Donna Born, Meigs MS, Named Florida Middle School Reading Teacher of the Year 

Donna Born, Meigs Middle School’s Intensive Reading Teacher and Digital Educator, has been named the Florida Middle School Reading Teacher of the Year.  This award, presented by the Florida Reading Association (FRA), is given to an individual who has made significant contributions in the teaching of middle school reading.

To be nominated for this award, a person must make a positive impact on student reading; apply innovative reading techniques in a classroom setting; promote reading outside the school; have advanced study in reading (college courses and/or in-service workshops); and has published articles, or made presentations (in-service workshops and/or conference sessions).

Donna has a long resume of professional, leadership, and recognition awards including being named Okaloosa County Middle School Reading Teacher of the Year, and receiving the Achieve3000 Outstanding Educator and Achieve3000 Excellence in Education Awards.
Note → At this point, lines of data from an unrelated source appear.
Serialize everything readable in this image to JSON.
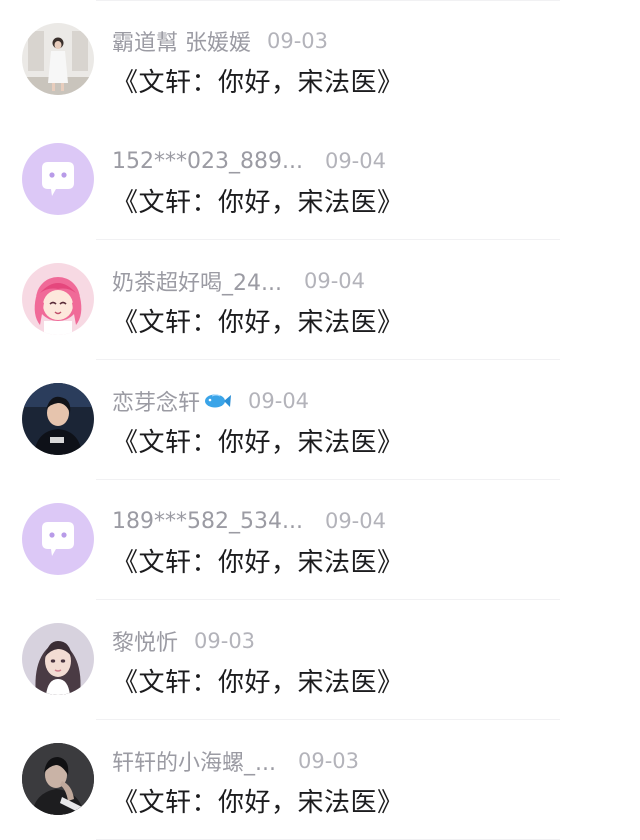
{
  "comments": [
    {
      "username": "152***023_889...",
      "date": "09-04",
      "text": "《文轩：你好，宋法医》",
      "avatar": "default-chat-avatar"
    },
    {
      "username": "奶茶超好喝_24...",
      "date": "09-04",
      "text": "《文轩：你好，宋法医》",
      "avatar": "anime-girl-avatar"
    },
    {
      "username": "恋芽念轩",
      "date": "09-04",
      "text": "《文轩：你好，宋法医》",
      "avatar": "person-photo-avatar",
      "badge": "fish-icon"
    },
    {
      "username": "189***582_534...",
      "date": "09-04",
      "text": "《文轩：你好，宋法医》",
      "avatar": "default-chat-avatar"
    },
    {
      "username": "黎悦忻",
      "date": "09-03",
      "text": "《文轩：你好，宋法医》",
      "avatar": "girl-portrait-avatar"
    },
    {
      "username": "轩轩的小海螺_...",
      "date": "09-03",
      "text": "《文轩：你好，宋法医》",
      "avatar": "dark-photo-avatar"
    },
    {
      "username": "霸道幫 张媛媛",
      "date": "09-03",
      "text": "《文轩：你好，宋法医》",
      "avatar": "room-photo-avatar"
    }
  ],
  "colors": {
    "default_avatar_bg": "#d9c4f5",
    "username": "#9b9ba3",
    "date": "#b3b3ba",
    "comment_text": "#1c1c1e"
  }
}
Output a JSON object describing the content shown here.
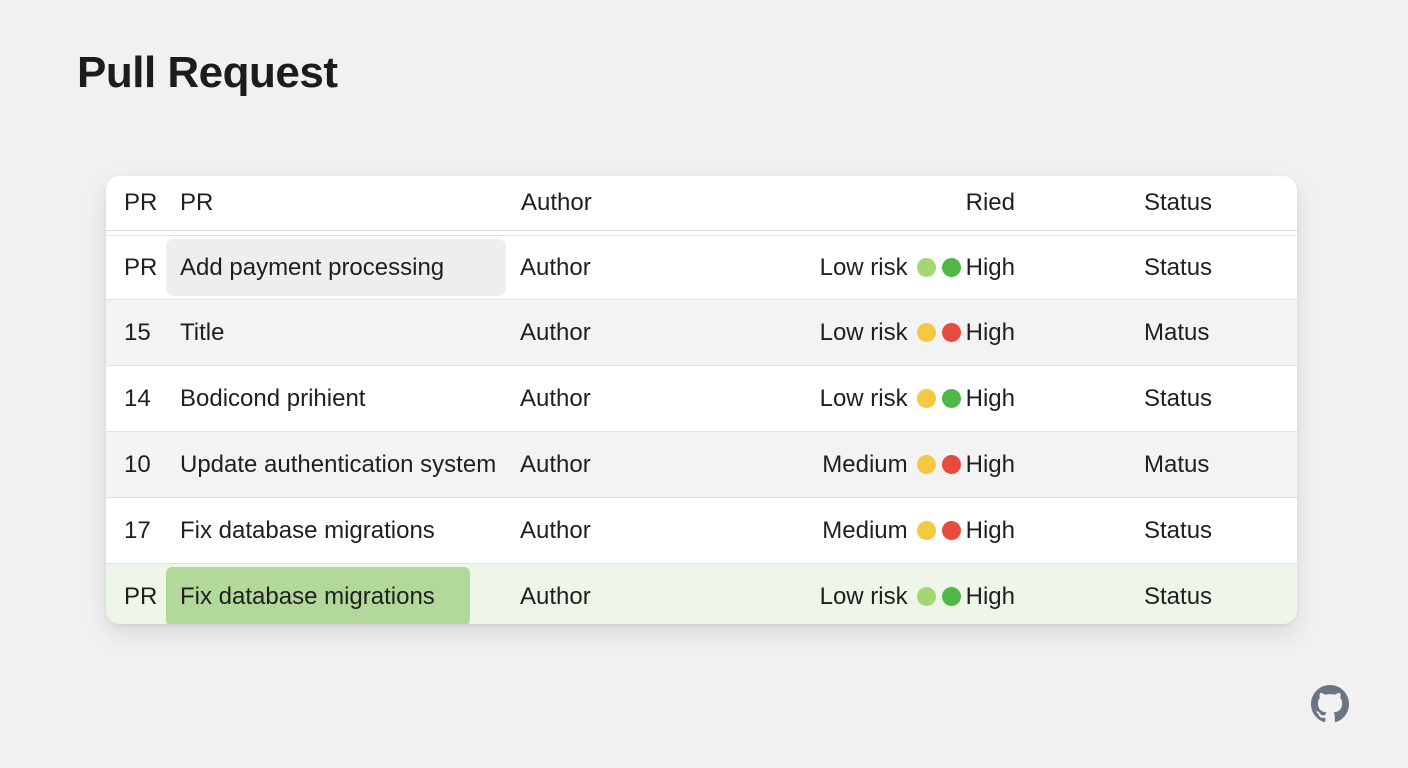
{
  "page": {
    "title": "Pull Request"
  },
  "table": {
    "headers": {
      "num": "PR",
      "title": "PR",
      "author": "Author",
      "risk": "Ried",
      "status": "Status"
    },
    "rows": [
      {
        "num": "PR",
        "title": "Add payment processing",
        "author": "Author",
        "risk_left": "Low risk",
        "dot_left_color": "#a6d672",
        "dot_right_color": "#4fb849",
        "risk_right": "High",
        "status": "Status"
      },
      {
        "num": "15",
        "title": "Title",
        "author": "Author",
        "risk_left": "Low risk",
        "dot_left_color": "#f5c842",
        "dot_right_color": "#e84a3f",
        "risk_right": "High",
        "status": "Matus"
      },
      {
        "num": "14",
        "title": "Bodicond prihient",
        "author": "Author",
        "risk_left": "Low risk",
        "dot_left_color": "#f5c842",
        "dot_right_color": "#4fb849",
        "risk_right": "High",
        "status": "Status"
      },
      {
        "num": "10",
        "title": "Update authentication system",
        "author": "Author",
        "risk_left": "Medium",
        "dot_left_color": "#f5c842",
        "dot_right_color": "#e84a3f",
        "risk_right": "High",
        "status": "Matus"
      },
      {
        "num": "17",
        "title": "Fix database migrations",
        "author": "Author",
        "risk_left": "Medium",
        "dot_left_color": "#f5c842",
        "dot_right_color": "#e84a3f",
        "risk_right": "High",
        "status": "Status"
      },
      {
        "num": "PR",
        "title": "Fix database migrations",
        "author": "Author",
        "risk_left": "Low risk",
        "dot_left_color": "#a6d672",
        "dot_right_color": "#4fb849",
        "risk_right": "High",
        "status": "Status"
      }
    ]
  },
  "footer": {
    "icon": "github-icon"
  }
}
As a middle school teacher with an elementary background, Born tends to compare herself to “Mrs. Mallard in the Caldecott Medal-winning book, Make Way for Ducklings.  As in this classic tale, I utilize my community resources to provide a safe loving environment to protect my brood while learning. When we are met with imperfect conditions I strive to provide a sense of confidence, encouragement and belonging while each child prepares for the future.  We become a family of lifelong learners supporting each other along the way.”
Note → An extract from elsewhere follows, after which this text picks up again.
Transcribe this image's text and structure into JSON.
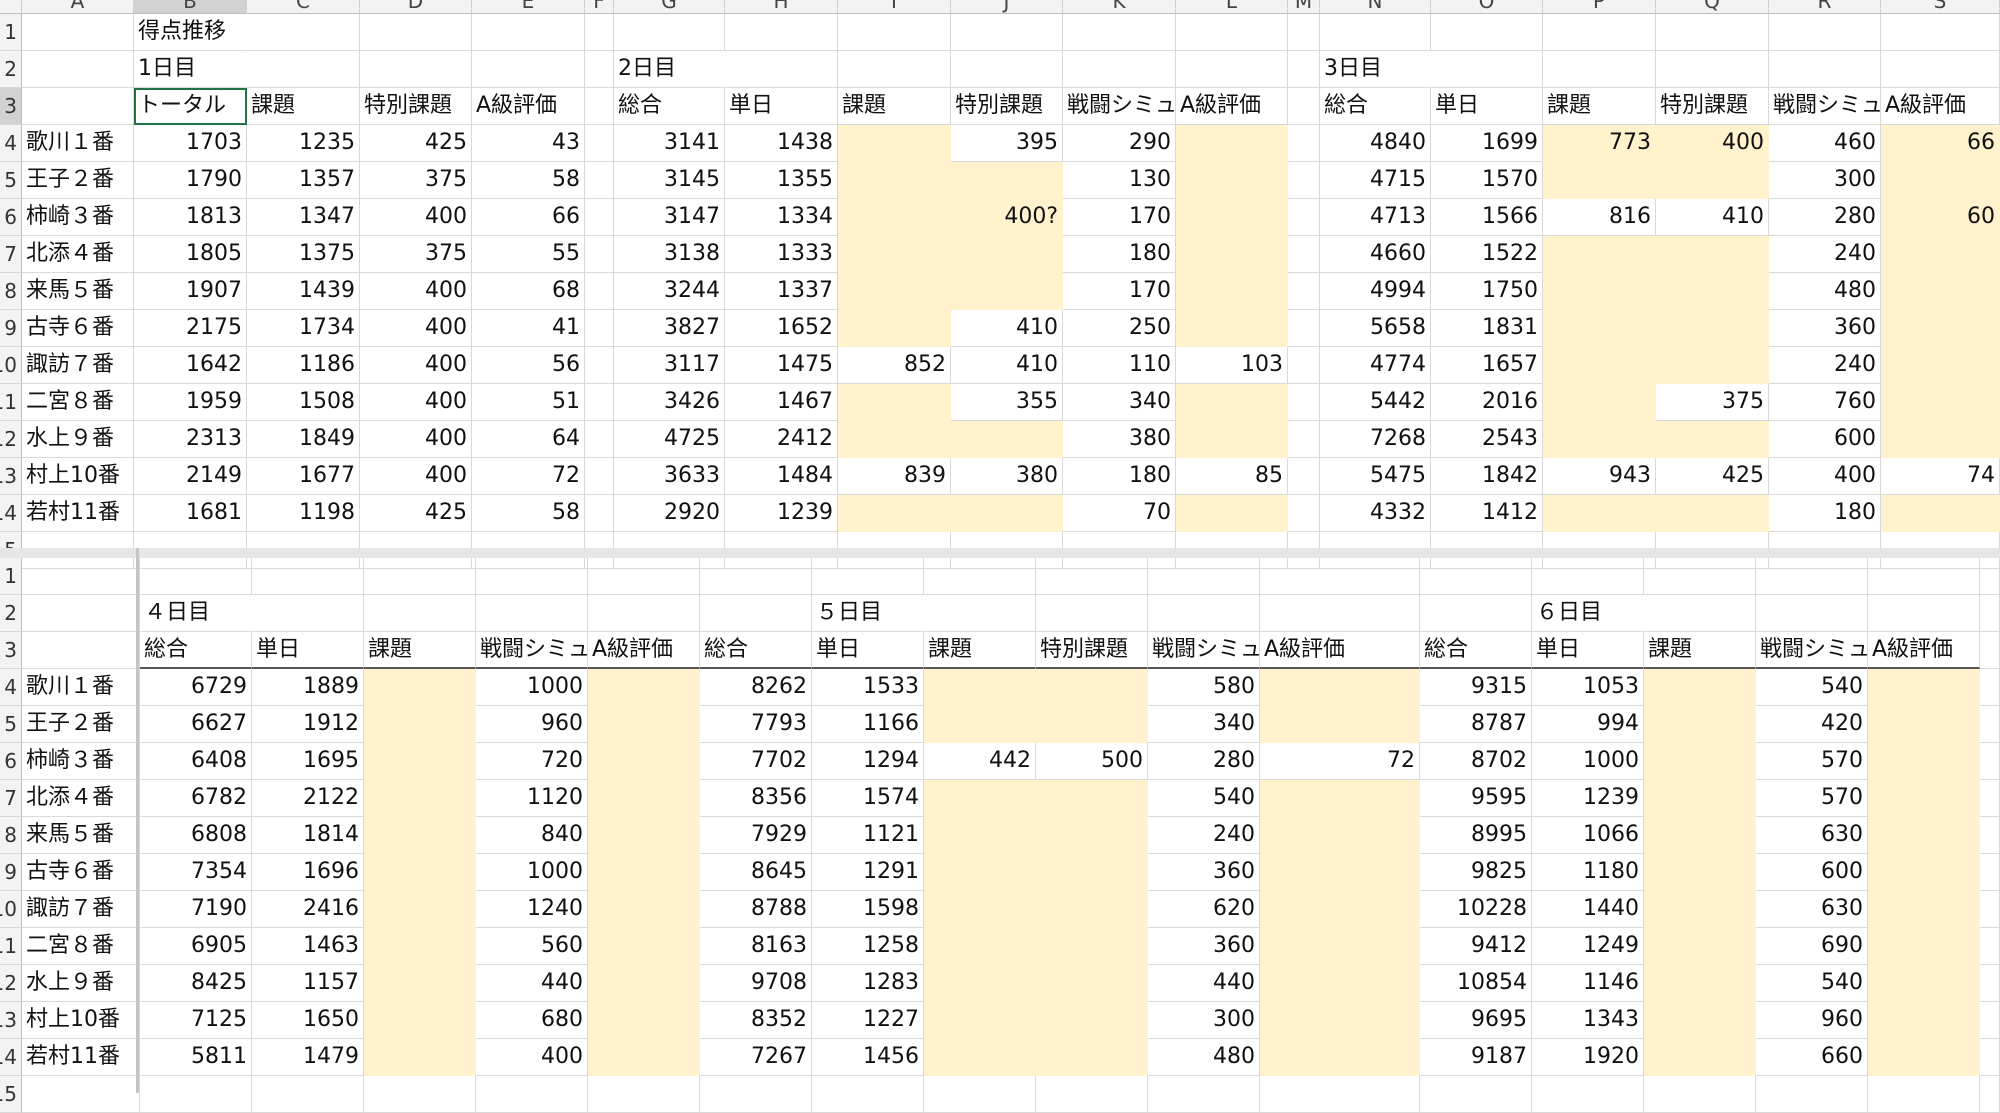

As a trained Florida Digital Educator, Donna is committed to improving the middle school intensive reading program by integrating various technologies for educational purposes.  “A few years ago, I wanted to enhance my curriculum by implementing and promoting 21st century learning to include diverse and engaging technology that is already familiar to most students.  I wrote a grant titled, ‘Born2Read and Succeed with a Digital Need.’ After much research and planning, I won first place and received $21,100 to continue project based learning by putting technology in the hands of my struggling readers.  I incorporated the use of FLIP cameras, digital cameras, and eReaders to help meet the needs of individual students while differentiating my curriculum.  At that time, the iPod Touch was at the forefront of handheld technology so I made it a priority to record and sync over 500 high interest stories to make available for each student at their individual level.  Educational technology continues to provoke these students to raise questions, enter debates, form opinions, engage in problem solving and critical thinking, express their knowledge in different ways, and work with peers in a familiar non-threatening way.”

Believing each student has the potential to achieve success, Donna’s hope is that her students become confident and realize the unlimited possibilities that are achievable.  “Painted across the wall in my classroom in school colors with the wildcat logo, is the title, ‘Welcome to the Wildcat Reading Den:  Where if you BELIEVE it, you can ACHIEVE it!’   In addition to being reading endorsed, I have attained my ESOL and gifted endorsements.  While my student population consists of all subgroups with varied levels and little confidence, I challenge myself to meet each student where they are so that I can individualize and differentiate to best meet each child’s needs according to the data.  But I also demand fun and humor!”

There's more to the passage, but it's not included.